Supporters say Casa Segura's departure will be a devastating blow to the local Latino community. Grace Reyes, a 44-year-old former Fruitvale drug dealer and current drug counselor, was one of the many heroin addicts who relied on the program since its inception. She credits Casa Segura not only with keeping her HIV-free, but saving her life. In 1998, she went to the center with a festering leg wound. A staff member diagnosed her condition as a deadly form of botulism commonly known as Flesh Eating Virus. They rushed her to the emergency room, and got her immediate medical attention.

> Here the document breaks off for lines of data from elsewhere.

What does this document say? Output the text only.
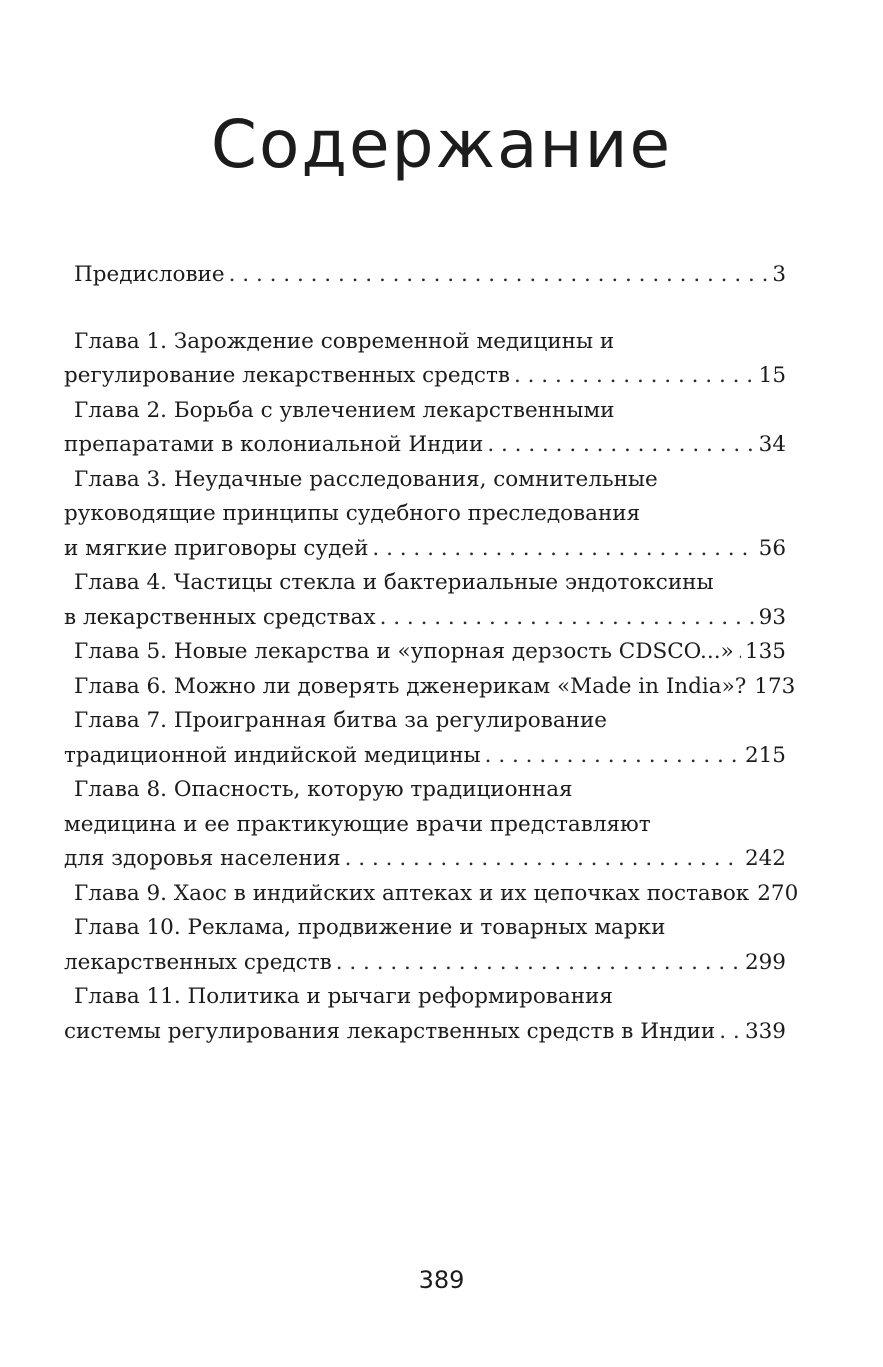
Содержание
Предисловие . . .	3
Глава 1. Зарождение современной медицины и
регулирование лекарственных средств . . .	15
Глава 2. Борьба с увлечением лекарственными
препаратами в колониальной Индии . . .	34
Глава 3. Неудачные расследования, сомнительные
руководящие принципы судебного преследования
и мягкие приговоры судей . . .	56
Глава 4. Частицы стекла и бактериальные эндотоксины
в лекарственных средствах . . .	93
Глава 5. Новые лекарства и «упорная дерзость CDSCO...» . . . 135
Глава 6. Можно ли доверять дженерикам «Made in India»? 173
Глава 7. Проигранная битва за регулирование
традиционной индийской медицины . . .	215
Глава 8. Опасность, которую традиционная
медицина и ее практикующие врачи представляют
для здоровья населения . . .	242
Глава 9. Хаос в индийских аптеках и их цепочках поставок 270
Глава 10. Реклама, продвижение и товарных марки
лекарственных средств . . .	299
Глава 11. Политика и рычаги реформирования
системы регулирования лекарственных средств в Индии . . . 339
389
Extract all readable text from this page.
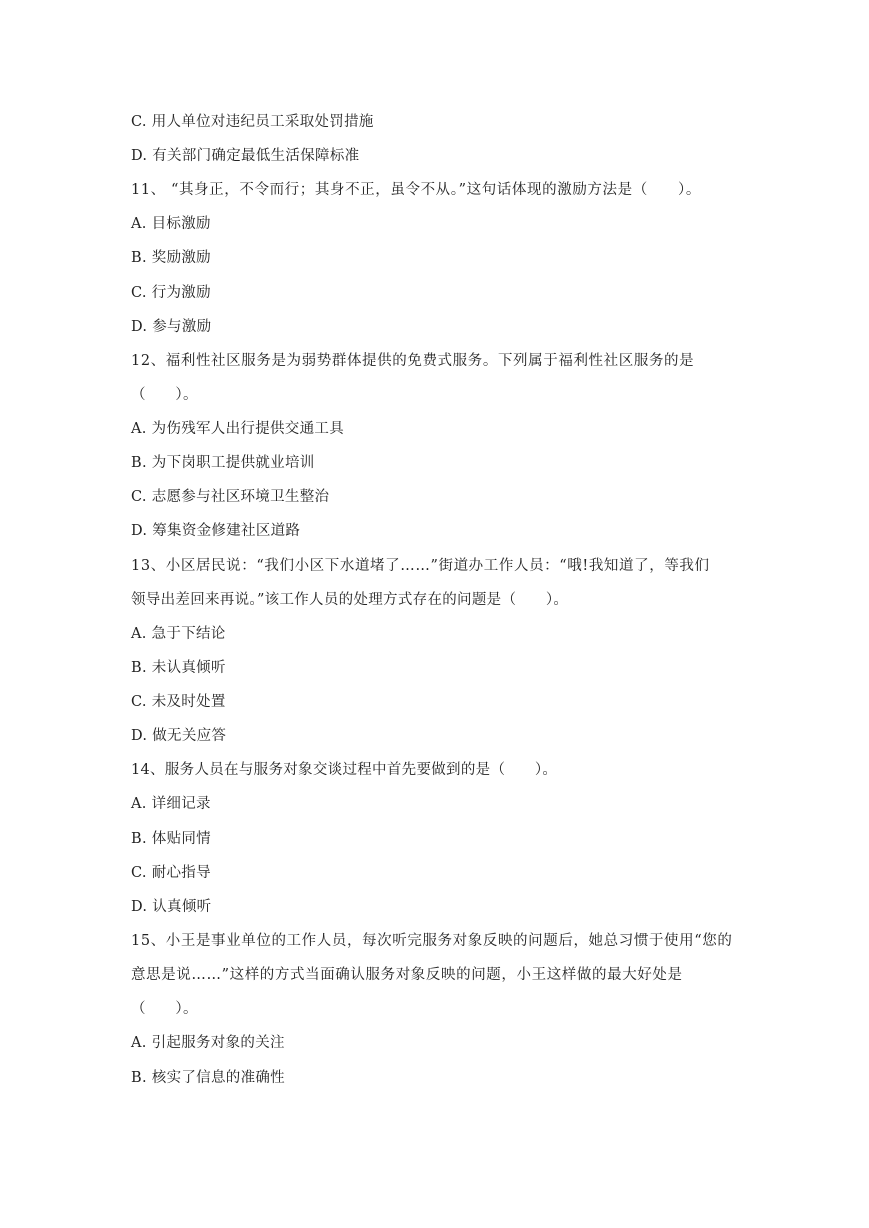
C. 用人单位对违纪员工采取处罚措施
D. 有关部门确定最低生活保障标准
11、 “其身正，不令而行；其身不正，虽令不从。”这句话体现的激励方法是（　　）。
A. 目标激励
B. 奖励激励
C. 行为激励
D. 参与激励
12、福利性社区服务是为弱势群体提供的免费式服务。下列属于福利性社区服务的是
（　　）。
A. 为伤残军人出行提供交通工具
B. 为下岗职工提供就业培训
C. 志愿参与社区环境卫生整治
D. 筹集资金修建社区道路
13、小区居民说：“我们小区下水道堵了……”街道办工作人员：“哦!我知道了，等我们
领导出差回来再说。”该工作人员的处理方式存在的问题是（　　）。
A. 急于下结论
B. 未认真倾听
C. 未及时处置
D. 做无关应答
14、服务人员在与服务对象交谈过程中首先要做到的是（　　）。
A. 详细记录
B. 体贴同情
C. 耐心指导
D. 认真倾听
15、小王是事业单位的工作人员，每次听完服务对象反映的问题后，她总习惯于使用“您的
意思是说……”这样的方式当面确认服务对象反映的问题，小王这样做的最大好处是
（　　）。
A. 引起服务对象的关注
B. 核实了信息的准确性
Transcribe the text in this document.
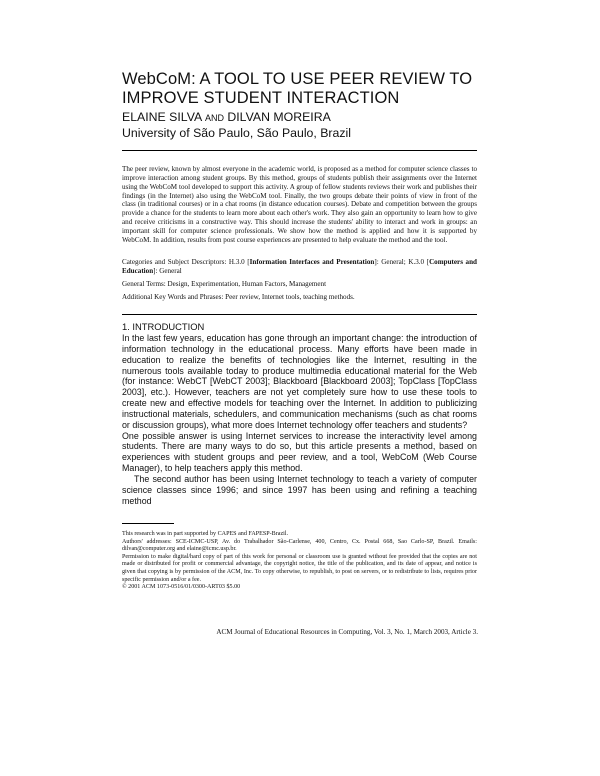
WebCoM: A TOOL TO USE PEER REVIEW TO
IMPROVE STUDENT INTERACTION
ELAINE SILVA AND DILVAN MOREIRA
University of São Paulo, São Paulo, Brazil
The peer review, known by almost everyone in the academic world, is proposed as a method for computer science classes to improve interaction among student groups. By this method, groups of students publish their assignments over the Internet using the WebCoM tool developed to support this activity. A group of fellow students reviews their work and publishes their findings (in the Internet) also using the WebCoM tool. Finally, the two groups debate their points of view in front of the class (in traditional courses) or in a chat rooms (in distance education courses). Debate and competition between the groups provide a chance for the students to learn more about each other's work. They also gain an opportunity to learn how to give and receive criticisms in a constructive way. This should increase the students' ability to interact and work in groups: an important skill for computer science professionals. We show how the method is applied and how it is supported by WebCoM. In addition, results from post course experiences are presented to help evaluate the method and the tool.
Categories and Subject Descriptors: H.3.0 [Information Interfaces and Presentation]: General; K.3.0 [Computers and Education]: General
General Terms: Design, Experimentation, Human Factors, Management
Additional Key Words and Phrases: Peer review, Internet tools, teaching methods.
1. INTRODUCTION

In the last few years, education has gone through an important change: the introduction of information technology in the educational process. Many efforts have been made in education to realize the benefits of technologies like the Internet, resulting in the numerous tools available today to produce multimedia educational material for the Web (for instance: WebCT [WebCT 2003]; Blackboard [Blackboard 2003]; TopClass [TopClass 2003], etc.). However, teachers are not yet completely sure how to use these tools to create new and effective models for teaching over the Internet. In addition to publicizing instructional materials, schedulers, and communication mechanisms (such as chat rooms or discussion groups), what more does Internet technology offer teachers and students?

One possible answer is using Internet services to increase the interactivity level among students. There are many ways to do so, but this article presents a method, based on experiences with student groups and peer review, and a tool, WebCoM (Web Course Manager), to help teachers apply this method.

The second author has been using Internet technology to teach a variety of computer science classes since 1996; and since 1997 has been using and refining a teaching method

This research was in part supported by CAPES and FAPESP-Brazil.

Authors' addresses: SCE-ICMC-USP, Av. do Trabalhador São-Carlense, 400, Centro, Cx. Postal 668, Sao Carlo-SP, Brazil. Emails: dilvan@computer.org and elaine@icmc.usp.br.

Permission to make digital/hard copy of part of this work for personal or classroom use is granted without fee provided that the copies are not made or distributed for profit or commercial advantage, the copyright notice, the title of the publication, and its date of appear, and notice is given that copying is by permission of the ACM, Inc. To copy otherwise, to republish, to post on servers, or to redistribute to lists, requires prior specific permission and/or a fee.

© 2001 ACM 1073-0516/01/0300-ART03 $5.00

ACM Journal of Educational Resources in Computing, Vol. 3, No. 1, March 2003, Article 3.
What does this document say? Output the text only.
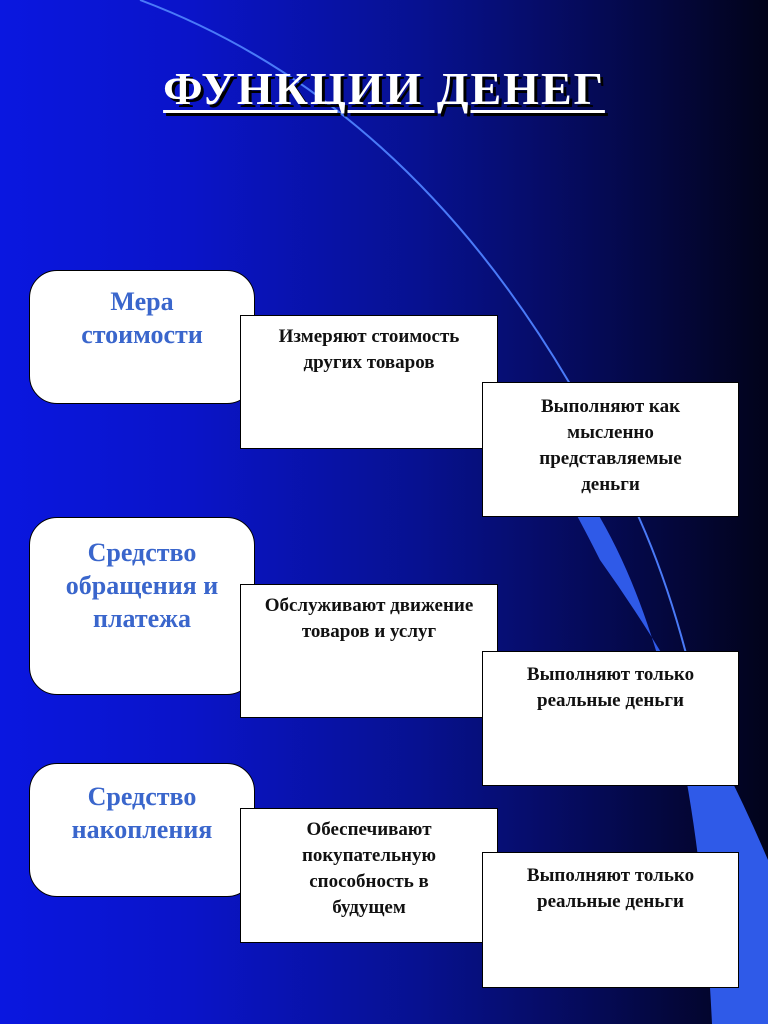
ФУНКЦИИ ДЕНЕГ
Мера стоимости	Измеряют стоимость других товаров
Выполняют как мысленно представляемые деньги
Средство обращения и платежа	Обслуживают движение товаров и услуг
Выполняют только реальные деньги
Средство накопления	Обеспечивают покупательную способность в будущем
Выполняют только реальные деньги
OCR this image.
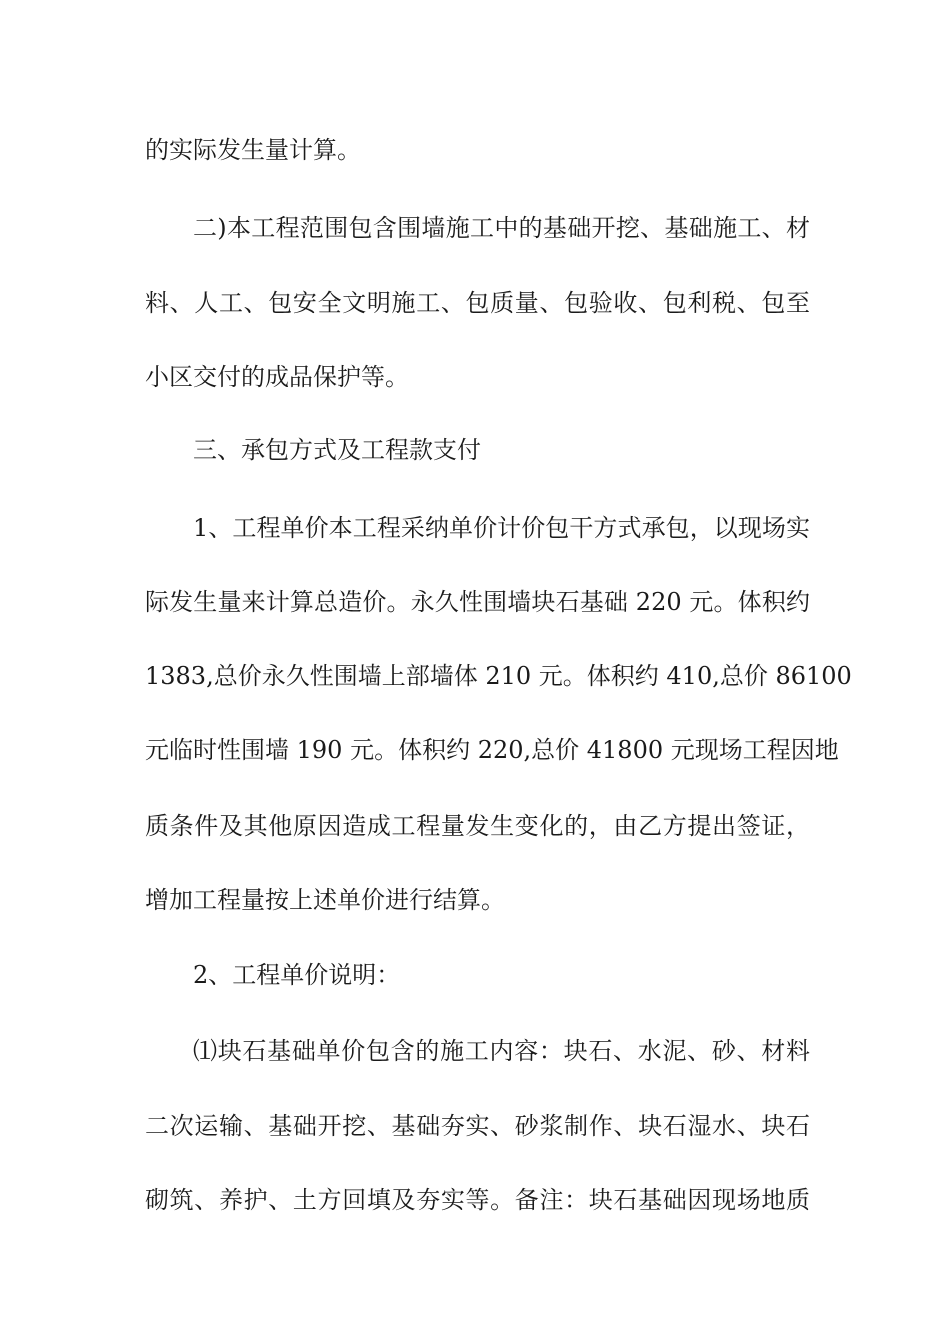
的实际发生量计算。
二)本工程范围包含围墙施工中的基础开挖、基础施工、材
料、人工、包安全文明施工、包质量、包验收、包利税、包至
小区交付的成品保护等。
三、承包方式及工程款支付
1、工程单价本工程采纳单价计价包干方式承包，以现场实
际发生量来计算总造价。永久性围墙块石基础 220 元。体积约
1383,总价永久性围墙上部墙体 210 元。体积约 410,总价 86100
元临时性围墙 190 元。体积约 220,总价 41800 元现场工程因地
质条件及其他原因造成工程量发生变化的，由乙方提出签证，
增加工程量按上述单价进行结算。
2、工程单价说明：
⑴块石基础单价包含的施工内容：块石、水泥、砂、材料
二次运输、基础开挖、基础夯实、砂浆制作、块石湿水、块石
砌筑、养护、土方回填及夯实等。备注：块石基础因现场地质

Highland Hospital sees about 100 cases of Flesh Eating Virus per year, nearly all associated with drug addicts, and nearly all fatal. Addicts are susceptible to the abscesses and the virus because of the impurities found in the drugs they inject, which easily lead to infections. Abscesses are open, painful wounds. If left untreated, they also can lead to death. Reyes lost both her husband and an ex-boyfriend to infected abscesses. At the height of its operation before the fire, Casa Segura was treating 36 cases a week, about the same number as Highland, but at a fraction of the cost.

Although commonplace throughout Europe and Canada, such needle-exchange programs are still controversial in the United States, despite endorsements by the American Medical Association, the National Centers for Disease Control and Prevention, and the American Bar Association. California is one of only five states in which the possession and distribution of syringes without a prescription is still prohibited by drug-paraphernalia laws. In many cities in California, needle exchanges still are illegal.

Casa Segura began as the Alameda County Exchange in 1992, when a group of Oakland activists and former drug users set out to curb the growing epidemic of HIV and other communicable diseases spread by the use of shared needles. In its early years, the exchange was underground and illegal. Volunteers set up tables in back alleys or next to darkened railroad tracks, continually dodging police.

From 1993 to 1995, Oakland police arrested volunteers eighteen times for distributing needles. In 1995, five faced trial, ultimately winning acquittal on humanitarian grounds. Two other local cases ended similarly. Soon thereafter, newly elected District Attorney Tom Orloff declared needle-exchange prosecutions a "low priority" and discouraged police from going after them.